As many have told him, Powell plays running back like a linebacker. He just relishes contact, and that’s about it.
“I really don’t pay attention to all the hype, and all the social media,” says Powell. “That’s why, when everybody asks me if I have a Twitter, no, I don’t have a Twitter. I just have Instagram. I just post pictures; that’s all. I don’t really believe in the hype. I just want to play the game, and do whatever I have to do on the field to be successful, and not worry about anything else.”
It’s no wonder then, that such a physical, punishing back with an aversion to the limelight came to be called Beast Mode Part II.
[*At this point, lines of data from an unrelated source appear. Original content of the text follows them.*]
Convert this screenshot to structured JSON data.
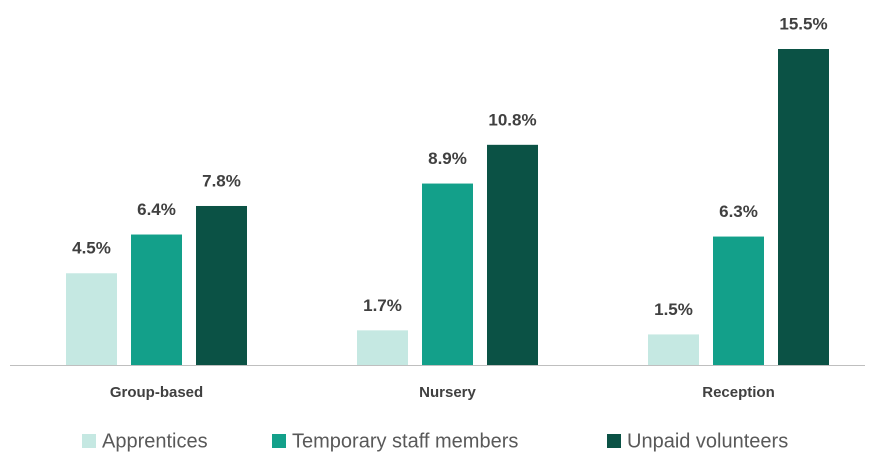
{
  "chart_data": {
    "type": "bar",
    "categories": [
      "Group-based",
      "Nursery",
      "Reception"
    ],
    "series": [
      {
        "name": "Apprentices",
        "color": "#c5e8e2",
        "values": [
          4.5,
          1.7,
          1.5
        ],
        "value_labels": [
          "4.5%",
          "1.7%",
          "1.5%"
        ]
      },
      {
        "name": "Temporary staff members",
        "color": "#13a08a",
        "values": [
          6.4,
          8.9,
          6.3
        ],
        "value_labels": [
          "6.4%",
          "8.9%",
          "6.3%"
        ]
      },
      {
        "name": "Unpaid volunteers",
        "color": "#0b5245",
        "values": [
          7.8,
          10.8,
          15.5
        ],
        "value_labels": [
          "7.8%",
          "10.8%",
          "15.5%"
        ]
      }
    ],
    "legend": "bottom"
  }
}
“When I first went down there, when I went down there for the spring game, everybody was looking at me, and [Ingram] said, ‘Yeah, he’s going to be like Marshawn, so I’m going to call him Beast Mode.’ I was like, ‘OK, I’ll roll with it,’” says Powell. “I eat Skittles, before games, like he does, and then, it’s like, you can tell he’s just different. He stands out more, because he’s a little bit stronger, and he does a little bit more than everybody else, so that’s what I’m trying to be like.”
Strength is the name of the game for Powell. Even when he’s not actually playing a game. Take, for example, this poor backboard at Sacramento (Calif.) High School.
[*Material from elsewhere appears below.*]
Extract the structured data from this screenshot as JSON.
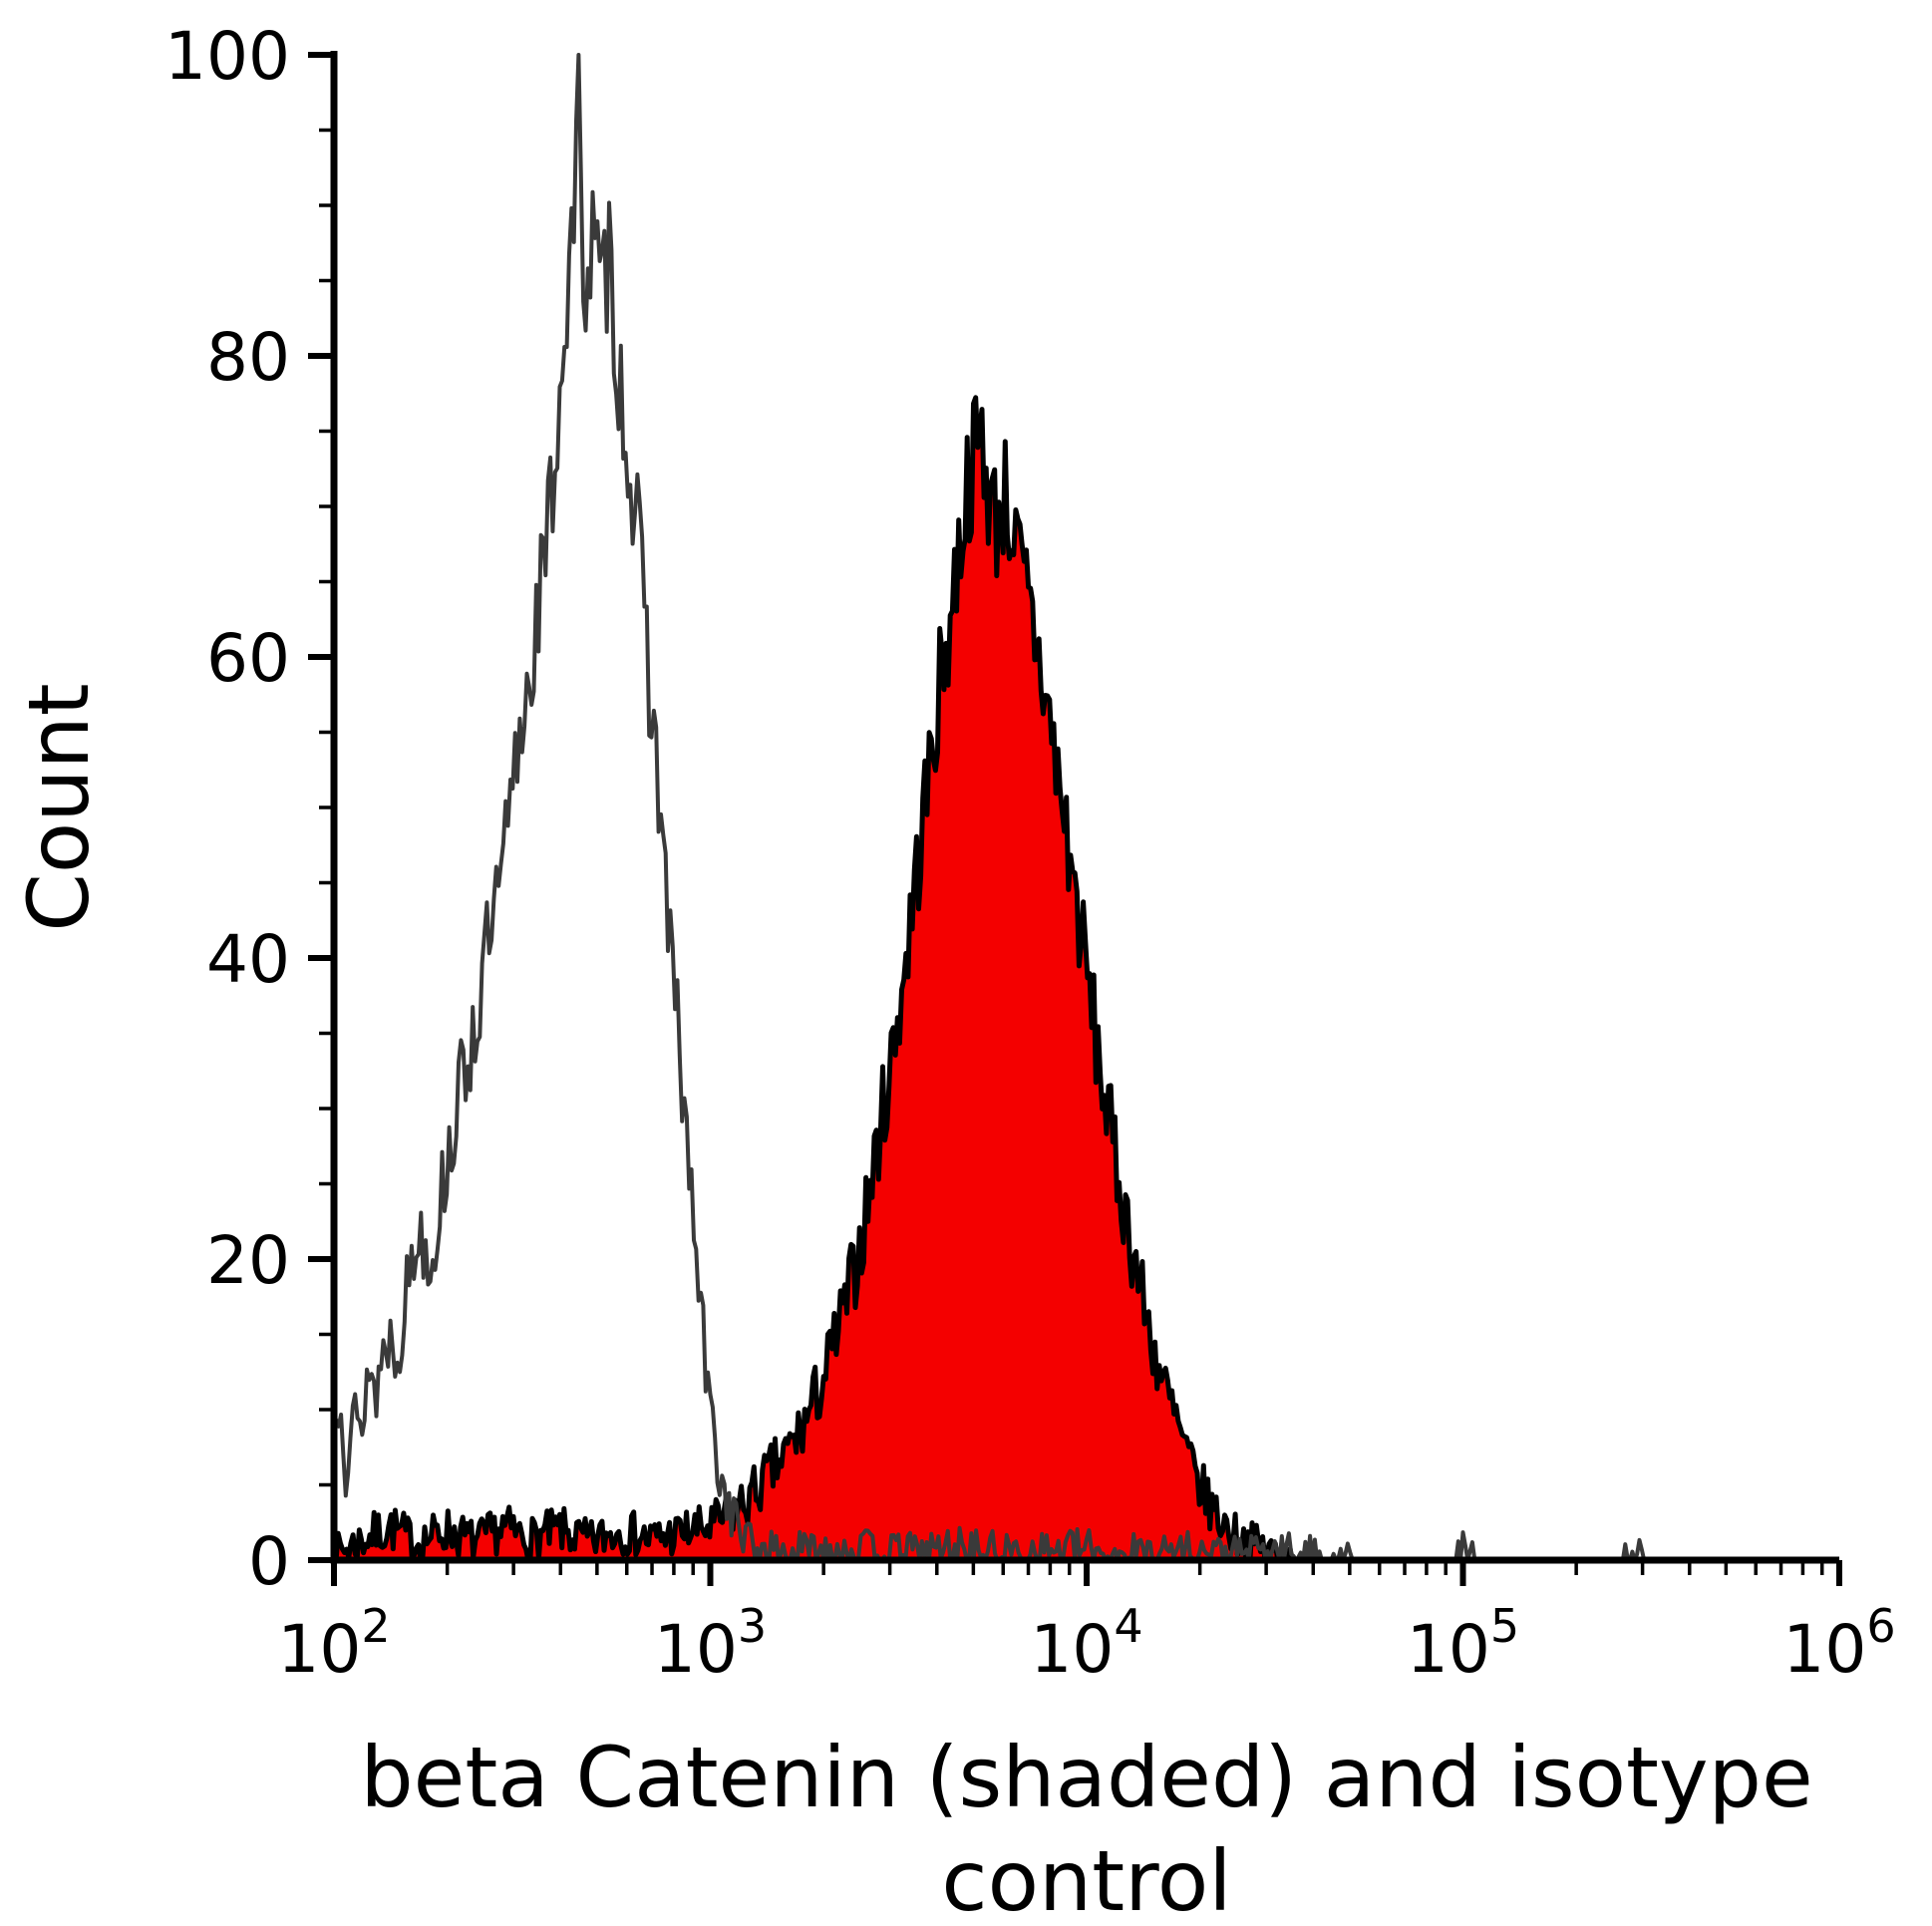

“I knew that was coming,” Powell grins, his stoic demeanor finally cracking. “Since we have football class, after our season was over, we went in the gym, and we were just hanging out in the gym, playing. I threw myself an alley-oop, and then I dunked it, and as soon as I dunked it, the glass just shattered.”
Powell hadn’t played basketball for two years.
Powell’s relationship with the man who christened him ‘Beast Mode Part II’ – Ingram -- has grown ever since that Spring Game offer, and the two talk frequently.
“We’re really close,” says Powell. “That’s the coach that I click the most with, out of all of them. He always makes sure I’m good. He really gave me the name Beast Mode. He knows what I can do.”
Powell has visited Berkeley three times so far, and will visit a fourth on Jan. 23, with the rest of the commits who have yet to visit. Though he hasn’t had the royal treatment yet, he still feels like Berkeley is more than a second home.
“It’s super close to home, and, instead of having to get on a plane and fly all the way back, I can just drive back, or my mom can drive up and see me and my friends, family, everybody can come up and see me, or I can drive back, because it’s not that far away,” Powell says. “I went to the spring game, then I went to the Sac State game, and I went down there, just because, one time, just hanging out. It’s close, and I had nothing to do. It was over the weekend, so me and a couple of my friends just drove down there. It was actually the week they played BYU.”
The Bears lost that game to the Cougars, a game which, had they won, would have meant Cal’s first bowl appearance since 2011. Powell acknowledges that it was disappointing, but …
“I know I’m going to try to get in there and contribute as much as I can when I get there,” he says, “ and try to get us into another bowl.”